Localised policies and funding sources can be found under the Home Retrofit button of this interactive map from the UKGBC. Even rural counties are in on the game: Suffolk, for example, runs a Greener Homes Loan Scheme for households to replace their boilers or install renewables, and Plug In Suffolk is a chance for parish councils to fit EV charging stations.

It Ain’t Easy Being Green: The UK’s Green Grants – A Short Case Study

A lot can be learnt from what has gone before. The UK is making waves in the retrofitting world, but pioneers don’t always get it right. The important thing is not to see this as a failure, but as foundations to build upon better. A brief look at the country’s attempts at national grant schemes offers us some helpful conclusions about future funding packages.

The UK’s first Green Deal folded in 2015, a victim of its own ambition; 25-year loans paid for retrofits upfront but were seen as an extra tax for the middle classes and far too daunting for low-income households already struggling to pay their household bills. People want incentives, not burdens, so retrofits slowed. Only 14,000 households (0.05% of expected rates) applied for loans in 2013-15.

Not to be deterred, Blighty bounced back with the Green Homes Grant, which offered “£5,000 or £10,000 to put in insulation or low-carbon heating”. Low-income households especially were set to gain, being offered the higher amounts so as not to need to contribute to upgrades.

It was scrapped in March 2021 after only 6 months.

What Went Wrong?

A confusing application process, bureaucracy, and a lack of coordination with the construction sector are blamed for scaring away the public.

Furthermore, these costs were attached to the house, not the occupant. Taking steps to increase a home from D to A/B rating in the UK raises the value by up to £24,766. It is possible, though, that this raises property taxes. To make matters more complicated, new residents would inherit the bill with a change of tenancy. All in all, this made retrofitted homes harder to sell or rent out.

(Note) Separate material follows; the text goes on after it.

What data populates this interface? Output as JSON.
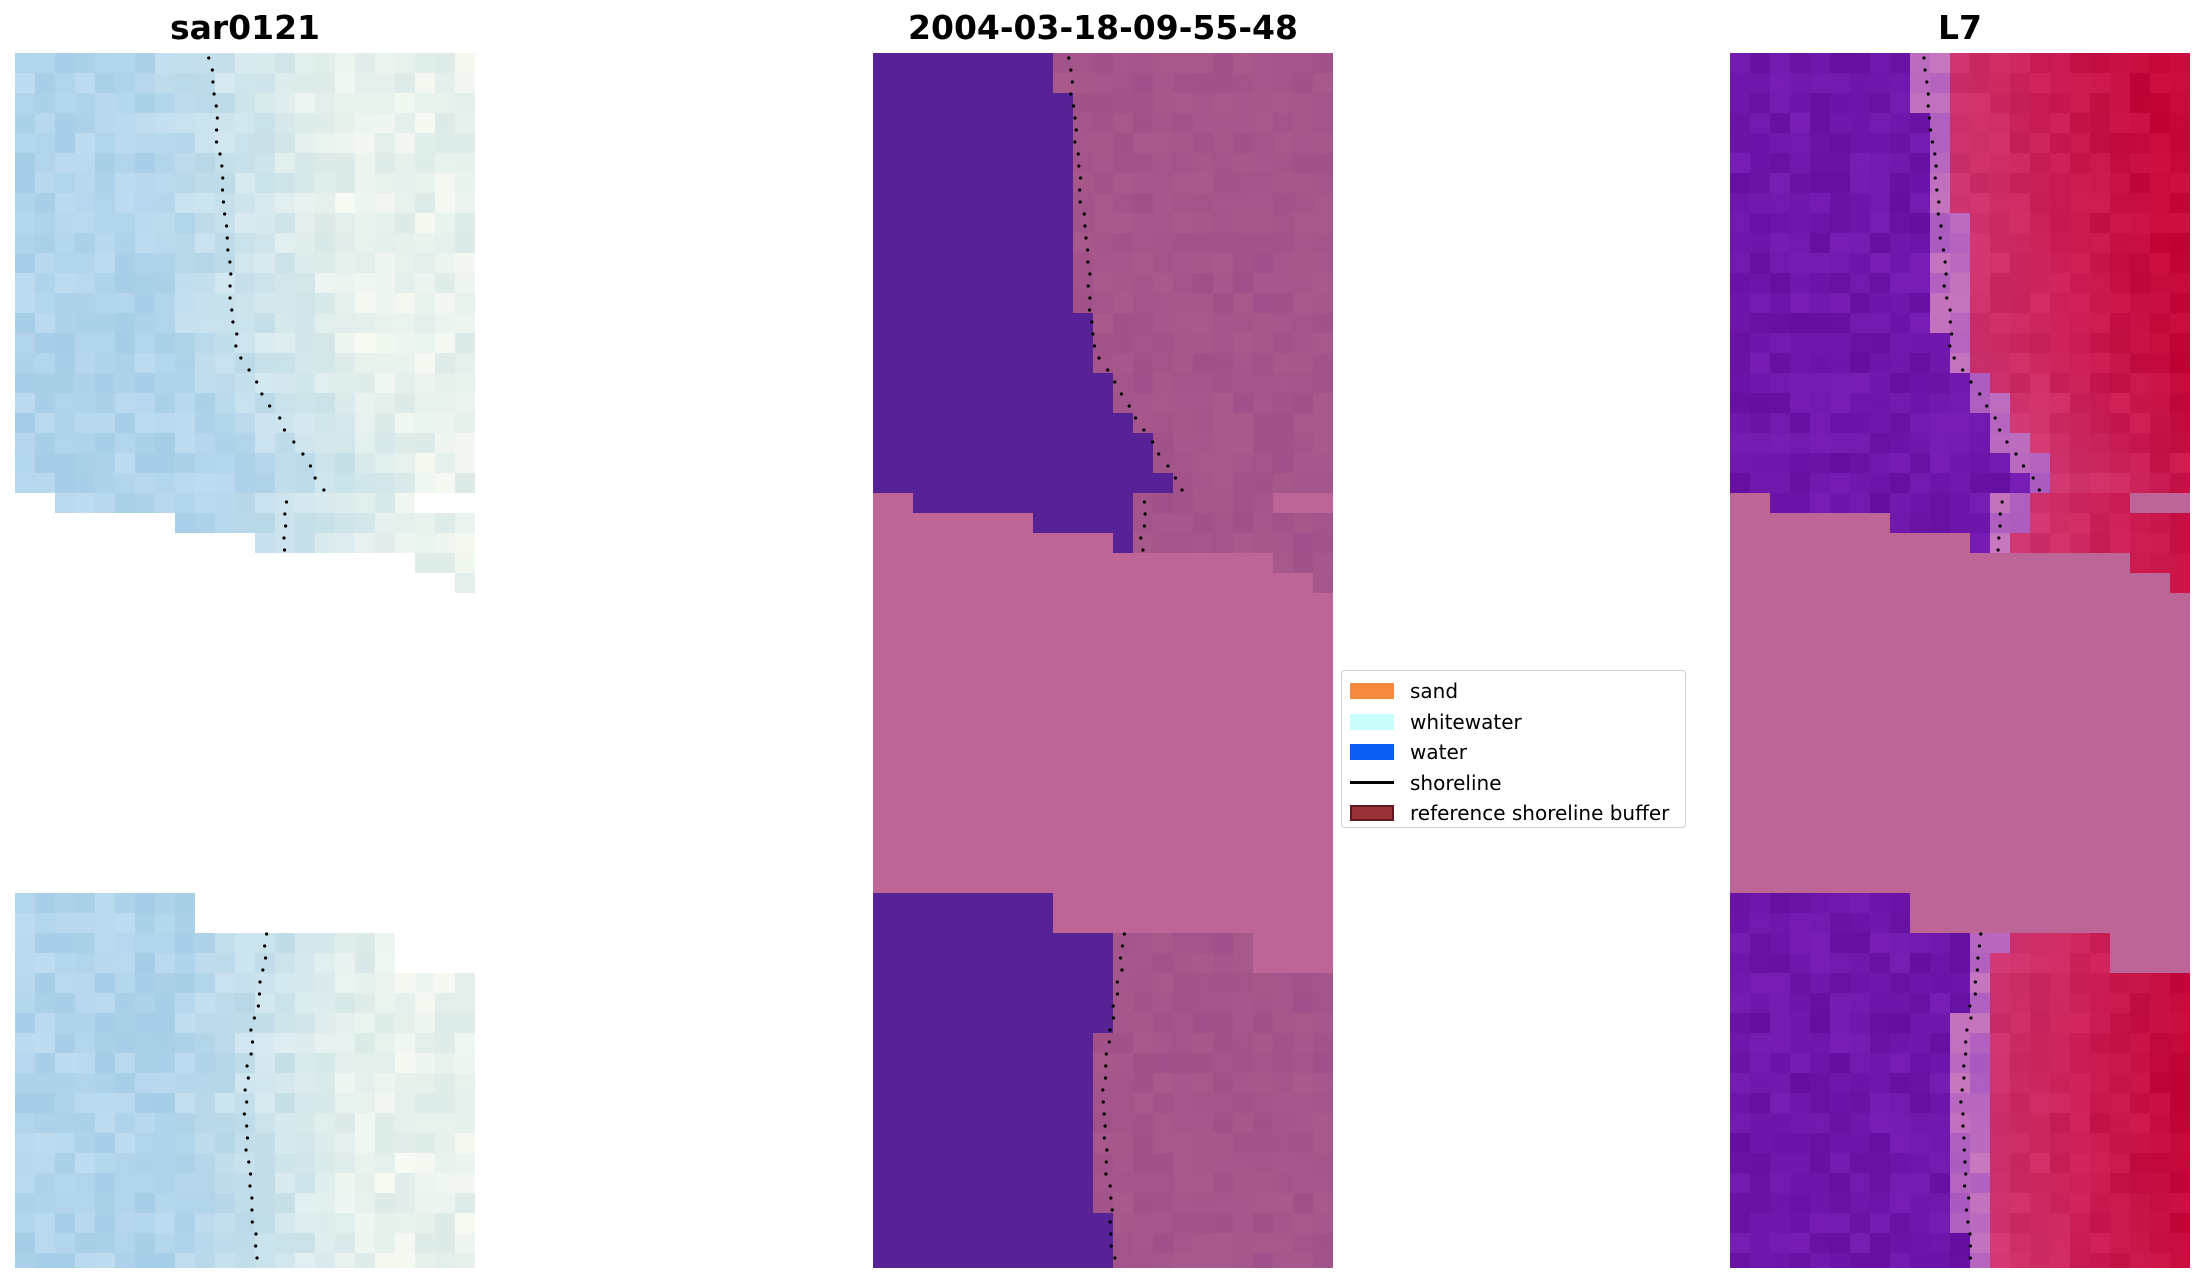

A report released by the National Audit Office (NAO) claimed the downfall as in the implementation: a rushed design (in just 12 weeks!); unrealistic expectations put on tradespeople, including pricy accreditation courses and timeframes; vouchers not being made available for applicants; limitations in the renovations applicable (thermal upgrades, but no solar panels, for example); and delays for contractors to receive payment for work already completed.

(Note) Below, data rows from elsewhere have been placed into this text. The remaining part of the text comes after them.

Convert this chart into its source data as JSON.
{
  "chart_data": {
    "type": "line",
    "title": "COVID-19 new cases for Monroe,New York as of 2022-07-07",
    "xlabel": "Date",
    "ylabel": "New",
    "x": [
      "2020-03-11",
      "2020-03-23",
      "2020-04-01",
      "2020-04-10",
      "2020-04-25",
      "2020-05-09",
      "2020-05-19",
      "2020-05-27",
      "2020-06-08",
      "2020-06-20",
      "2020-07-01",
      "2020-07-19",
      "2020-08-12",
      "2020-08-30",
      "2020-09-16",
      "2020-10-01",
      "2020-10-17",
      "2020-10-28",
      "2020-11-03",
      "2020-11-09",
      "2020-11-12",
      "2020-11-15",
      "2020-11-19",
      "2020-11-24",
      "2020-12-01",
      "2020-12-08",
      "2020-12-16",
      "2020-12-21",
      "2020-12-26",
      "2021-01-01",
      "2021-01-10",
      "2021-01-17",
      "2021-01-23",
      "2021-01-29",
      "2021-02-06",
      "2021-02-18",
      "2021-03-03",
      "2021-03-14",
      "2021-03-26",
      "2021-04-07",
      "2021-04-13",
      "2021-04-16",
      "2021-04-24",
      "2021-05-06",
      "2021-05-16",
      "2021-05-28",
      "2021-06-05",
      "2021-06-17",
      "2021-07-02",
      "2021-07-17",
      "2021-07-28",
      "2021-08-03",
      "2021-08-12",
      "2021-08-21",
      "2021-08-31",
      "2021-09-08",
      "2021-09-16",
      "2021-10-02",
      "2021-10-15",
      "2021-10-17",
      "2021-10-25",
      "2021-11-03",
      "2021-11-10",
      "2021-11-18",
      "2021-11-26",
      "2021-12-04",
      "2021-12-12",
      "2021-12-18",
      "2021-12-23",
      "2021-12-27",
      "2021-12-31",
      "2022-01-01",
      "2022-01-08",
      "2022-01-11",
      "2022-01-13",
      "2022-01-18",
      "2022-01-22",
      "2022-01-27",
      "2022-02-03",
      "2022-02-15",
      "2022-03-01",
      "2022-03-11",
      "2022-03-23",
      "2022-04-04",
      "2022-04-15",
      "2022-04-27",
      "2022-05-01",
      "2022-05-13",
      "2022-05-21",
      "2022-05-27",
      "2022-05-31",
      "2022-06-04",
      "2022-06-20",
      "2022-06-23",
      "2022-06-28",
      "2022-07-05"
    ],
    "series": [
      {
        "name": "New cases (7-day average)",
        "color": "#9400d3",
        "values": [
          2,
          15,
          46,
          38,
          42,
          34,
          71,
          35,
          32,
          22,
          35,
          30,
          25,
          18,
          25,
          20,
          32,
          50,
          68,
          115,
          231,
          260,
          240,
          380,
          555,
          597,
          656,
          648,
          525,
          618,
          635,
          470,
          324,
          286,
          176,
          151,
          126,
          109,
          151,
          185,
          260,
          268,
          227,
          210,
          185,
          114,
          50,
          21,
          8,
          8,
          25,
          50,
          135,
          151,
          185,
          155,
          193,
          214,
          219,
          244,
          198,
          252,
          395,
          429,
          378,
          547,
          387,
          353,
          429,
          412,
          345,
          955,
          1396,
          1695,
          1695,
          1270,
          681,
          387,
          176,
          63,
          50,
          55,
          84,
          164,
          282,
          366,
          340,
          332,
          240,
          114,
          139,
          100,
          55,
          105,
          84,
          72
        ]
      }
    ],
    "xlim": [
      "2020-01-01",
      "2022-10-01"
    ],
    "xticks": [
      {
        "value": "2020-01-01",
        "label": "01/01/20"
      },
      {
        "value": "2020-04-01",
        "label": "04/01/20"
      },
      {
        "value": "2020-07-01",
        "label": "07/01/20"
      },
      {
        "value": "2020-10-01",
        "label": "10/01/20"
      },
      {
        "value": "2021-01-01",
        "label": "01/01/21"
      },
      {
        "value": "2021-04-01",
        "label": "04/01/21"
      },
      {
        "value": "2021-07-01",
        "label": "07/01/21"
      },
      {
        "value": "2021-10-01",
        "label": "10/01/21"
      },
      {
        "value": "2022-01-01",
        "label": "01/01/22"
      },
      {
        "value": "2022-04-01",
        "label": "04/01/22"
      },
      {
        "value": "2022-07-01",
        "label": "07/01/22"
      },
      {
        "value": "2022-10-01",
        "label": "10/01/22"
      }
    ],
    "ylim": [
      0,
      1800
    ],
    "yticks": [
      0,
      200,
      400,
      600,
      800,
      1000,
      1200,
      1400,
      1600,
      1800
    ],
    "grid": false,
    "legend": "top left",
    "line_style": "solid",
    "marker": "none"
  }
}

Recommendations for Grant Schemes

The collapse of retrofit-ready grants leaves a vacuum in efforts to decarbonise and emphasises why robust, easy-to-use, supported schemes are essential.

Based on the guidance the NAO report provides, here are our tips for how we can do better next time:

  • Measure what did work and build upon it, especially regarding the success rates of engagement with low-income and vulnerable households.
  • Talk to a subset of each stakeholder group to ask what worked for them and what didn’t. Scrap the uninteresting and or repulsive elements; it makes sense to run with far fewer winning ideas than stretching resources over many that fall flat.
  • Understand our cities’ fabric and target subsidised retrofits at the worst offending properties. Upgrading relatively efficient properties isn’t the most cost-effective approach.
  • Ensure application processes are easy to follow and supported. That support must be made available. That means in terms of flexible times of the day/week, safe and inviting public places, with well-trained and personable professionals who are sympathetic and respectful to individuals’ circumstances.